Football

'We know how people perceive us' - Magherafelt assistant Paul Quinn on trying to dethrone Slaughtneil

Slaughtneil's Brendan Rogers and Magherafelt's Emmett McGuckin are both major doubts for their clubs' Derry SFC meeting on Sunday evening. Picture by Margaret McLaughlin
Slaughtneil's Brendan Rogers and Magherafelt's Emmett McGuckin are both major doubts for their clubs' Derry SFC meeting on Sunday evening. Picture by Margaret McLaughlin Slaughtneil's Brendan Rogers and Magherafelt's Emmett McGuckin are both major doubts for their clubs' Derry SFC meeting on Sunday evening. Picture by Margaret McLaughlin

TO this day it remains the nearest miss that anyone’s had on Slaughtneil in their four-in-a-row journey in Derry.

It’s going back three years almost to the day. Magherafelt had them on the ropes, a point up in injury-time when Fergal Duffin went through on goal. He went low and was denied by Antoin McMullan.

Slaughtneil came down and equalised but even still there was another chance. Emmett McGuckin, with a man square, went to fist the winner only to put it wide.

And then in extra-time, they were one up again when Paul Bradley kept his nerve to land a brilliant 45-metre free with the last kick. Slaughtneil got out with a draw, won the replay and have barely taken so much as a backwards glance at anyone in the county since.

Donaghmore native Paul Quinn, assistant to fellow clubman and former Tyrone star Adrian Cush, admits that their team has everything to prove.

“That’s what we keep saying to our fellas, that we don’t have any proven championship players at the minute, because they haven’t won any championship matches really of note. In ten years they haven’t beaten a so-called big team in Derry in a championship match.”

Magherafelt have indeed failed to kick on from that performance in 2015. They lost to Ballinascreen in the quarter-final the following year, and Coleraine in the first round last summer.

The Rossas, despite regular periods of underage success, haven’t won a senior championship since 1978, and you have to go back to the four they picked up between 1939 and 1949 for any more.

Yet they’ve consistently been at the head of the league in Derry in recent seasons, finishing second this year to an Emmet’s side that won 13 and drew two of its games.

Magherafelt have introduced a handful of last year’s Derry minors, who also helped St Mary’s Magherafelt win a first ever MacRory Cup.

Odhran Lynch, Conor McCluskey, Simon McErlain, Giuseppe Lupari and Cormac Murphy (who misses this game through injury) are all likely to feature in Owenbeg on Sunday evening.
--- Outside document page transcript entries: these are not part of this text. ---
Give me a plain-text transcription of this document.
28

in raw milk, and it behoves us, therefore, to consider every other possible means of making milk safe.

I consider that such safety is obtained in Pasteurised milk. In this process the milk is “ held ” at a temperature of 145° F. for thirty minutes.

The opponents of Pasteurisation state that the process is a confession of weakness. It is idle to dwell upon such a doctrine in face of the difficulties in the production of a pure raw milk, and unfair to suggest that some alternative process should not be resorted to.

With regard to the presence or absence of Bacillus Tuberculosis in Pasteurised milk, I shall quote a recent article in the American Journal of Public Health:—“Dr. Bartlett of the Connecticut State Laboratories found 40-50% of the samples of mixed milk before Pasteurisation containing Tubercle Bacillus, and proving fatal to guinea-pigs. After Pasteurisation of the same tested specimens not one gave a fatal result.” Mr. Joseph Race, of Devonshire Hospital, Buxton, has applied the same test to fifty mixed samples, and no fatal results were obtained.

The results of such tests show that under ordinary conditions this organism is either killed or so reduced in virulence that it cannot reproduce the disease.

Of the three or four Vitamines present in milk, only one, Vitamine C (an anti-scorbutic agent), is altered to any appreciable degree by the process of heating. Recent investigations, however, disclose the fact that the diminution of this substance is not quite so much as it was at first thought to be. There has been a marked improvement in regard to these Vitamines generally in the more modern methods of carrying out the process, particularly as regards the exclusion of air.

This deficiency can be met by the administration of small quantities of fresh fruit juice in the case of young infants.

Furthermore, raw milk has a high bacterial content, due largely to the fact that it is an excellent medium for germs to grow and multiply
They have been without cruciate victim Danny Heavron, who has only recently returned to straight-line running, while defender Peter Quinn hasn’t played all year, though they have had Joe Keenan and Conan O’Brien back to offset that and add a dash of experience.

Slaughtneil could be without Brendan Rogers, who picked up an injury in a recent hurling league game, but Emmett McGuckin is a major doubt for the Rossas as well.

The reigning champions are aiming to become the first team in history to win the John McLaughlin Cup five years running, and Quinn feels the challenge Magherafelt face is similar to the one Tyrone faced at the weekend.

“You’d compare it a lot to Tyrone and Dublin. Dublin’s going for four-in-a-row, Slaughtneil’s going for five-in-a-row.

“I remember listening to Mickey Harte earlier in the year about Tyrone and Dublin last year, and he knew how people perceived them because of that, and they couldn’t change it until they did something different.

“That’s the same as Magherafelt. We know how people perceive us in championship football, and that’s not going to change until we do something different.

“We have a massive challenge to do something different this Sunday.”

The one chink of light is that it’s been in the opening round that Slaughtneil have struggled most over the past few years.

They lost to Lavey in 2015 before meeting Magherafelt in that back door game, and Swatragh had them eating at their fingernails for a stage last year before the Emmet’s finished strongly.

“I’ve heard that right from the draw was made,” says Quinn.

“Well, we’ll see. They haven’t lost a game all year – not a league game, the Kerlin Cup or anything, and that’s despite missing different players.

“‘Sammy’ Bradley went to America and they still won. They’ve been missing a couple of key defenders and they’re still winning their last league games. It doesn’t seem to matter what they’re hit with, they still win.

“We’ll have to give it our best shot and try to rattle them at times. It’d be a massive shock.

“I see we’re 25/1 with the bookies [to win the championship], even though we finished second in the league. That tells you what everybody thinks of us.”